3 Drivers of Rask: Fare, Yield and Load Factor

Back to the very basics of revenue management.

Illustratively, let’s assume that the strong, organic demand on a given market is 50 passengers and there are a further 50 passengers that would be prepared to fly, but only if the price is “right”.

In one scenario (bigger aircraft), you must get all 100 passengers (on board) to fly profitably – consequently, you must passively accept whatever they are willing to pay.

In the second scenario (smaller aircraft), around 75 passengers would be enough to break even.

And now you get to “cherry-pick” the most valuable ones and hence drive your own yield up.

The other way of looking at it is would be from the load factor perspective.
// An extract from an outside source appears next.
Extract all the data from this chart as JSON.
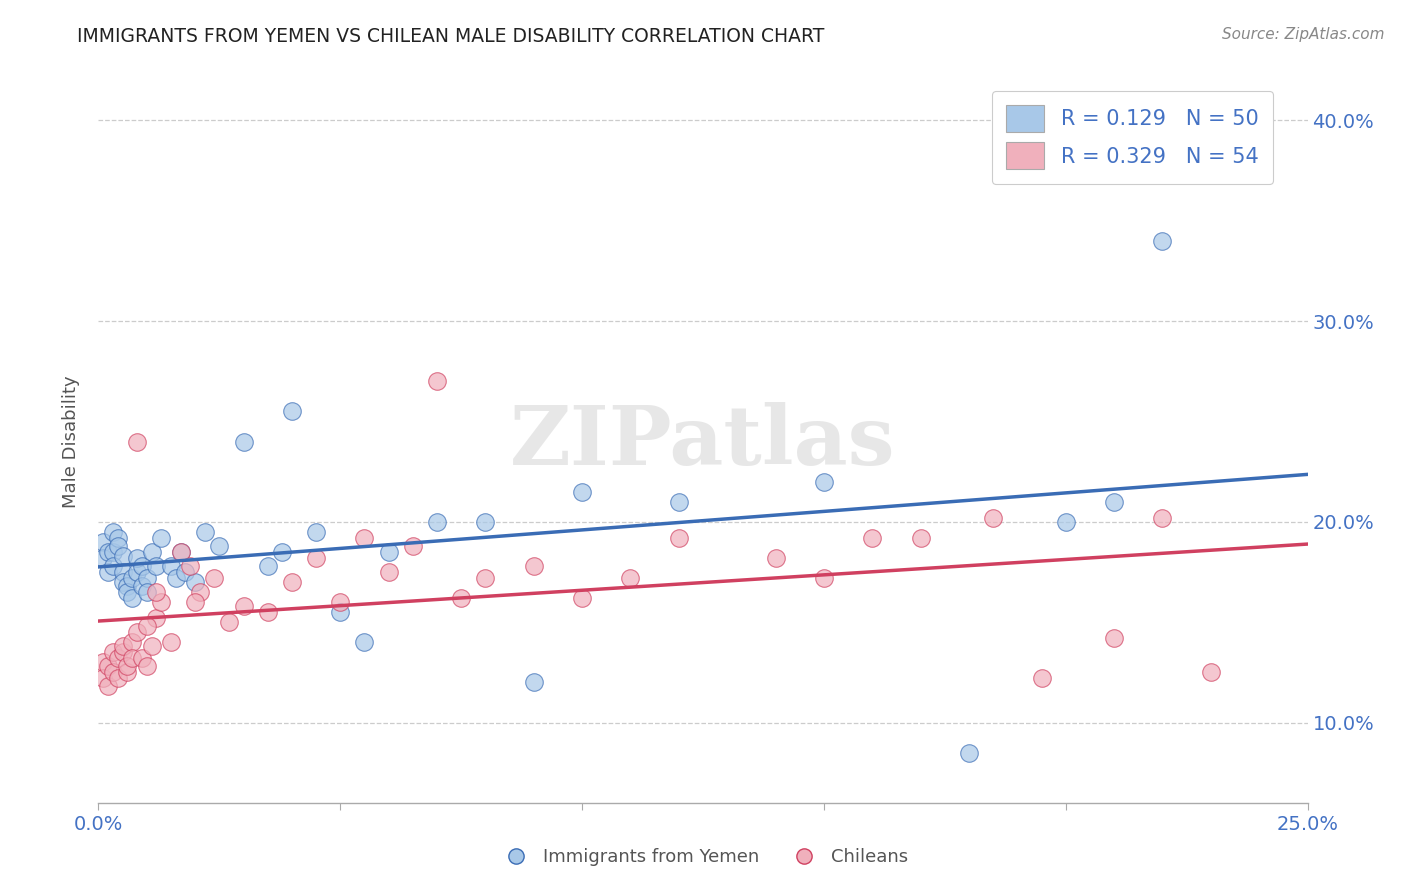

If everything else remains the same, you will always achieve a higher load factor with the smaller aircraft – it is basic logic or fancier: the result of applying the Boeing Spill Model and the concept of unconstrained demand.

At Embraer they are not saying that it is not possible to fly 90%+ load factors in larger narrow-bodies. Ryanair and Wizz are the very best examples, but it will always come at the expense of the average yield. Those carriers have to stimulate the additional traffic by lowering the ticket prices in order to avoid flying with empty seats.

On top of that, smaller aircraft give you more flexibility to decide how you accommodate the demand in terms of frequencies.

Let’s assume the demand is 300 PDEWs ( passengers daily each way), so there are two options:

– either fly a 180-seater narrow-body twice a day


– deploy a smaller jet three times a day.

Obviously, from the customer perspective, there is better value in the latter scenario. As they can choose the time that is closest to their optimal preference.

And better value means you can charge a premium for your service. However small the premium would be, your “basic” fare should always be higher if you offer more frequencies on the same market.

Great, but at this point we often hear the following concerns:

  1. What about the competitive aspect? Can you still realize this incremental revenue potential when you compete for the same passenger with an airline that uses a different strategy?
  2. Isn’t it just a theoretical concept? Can you observe the revenue benefits in reality?
  3. Even if my unit revenues were higher, will they outweigh the unit costs disadvantage?

Competitive Aspect

For sure, reality is more complicated than the simple model I am describing above. The competitive games between airlines operating on the same market are one of those complexities.

Detailed modelling thereof is a case for a PhD thesis alone.

In the past, Embraer worked on such models extensively, and the company would be happy, as we at eyesonbrasil are to share more observations on the topic offline.

All I want to say here, is that even if the competitive aspect diluted the revenue advantage of a smaller aircraft, it would never fully neutralize it.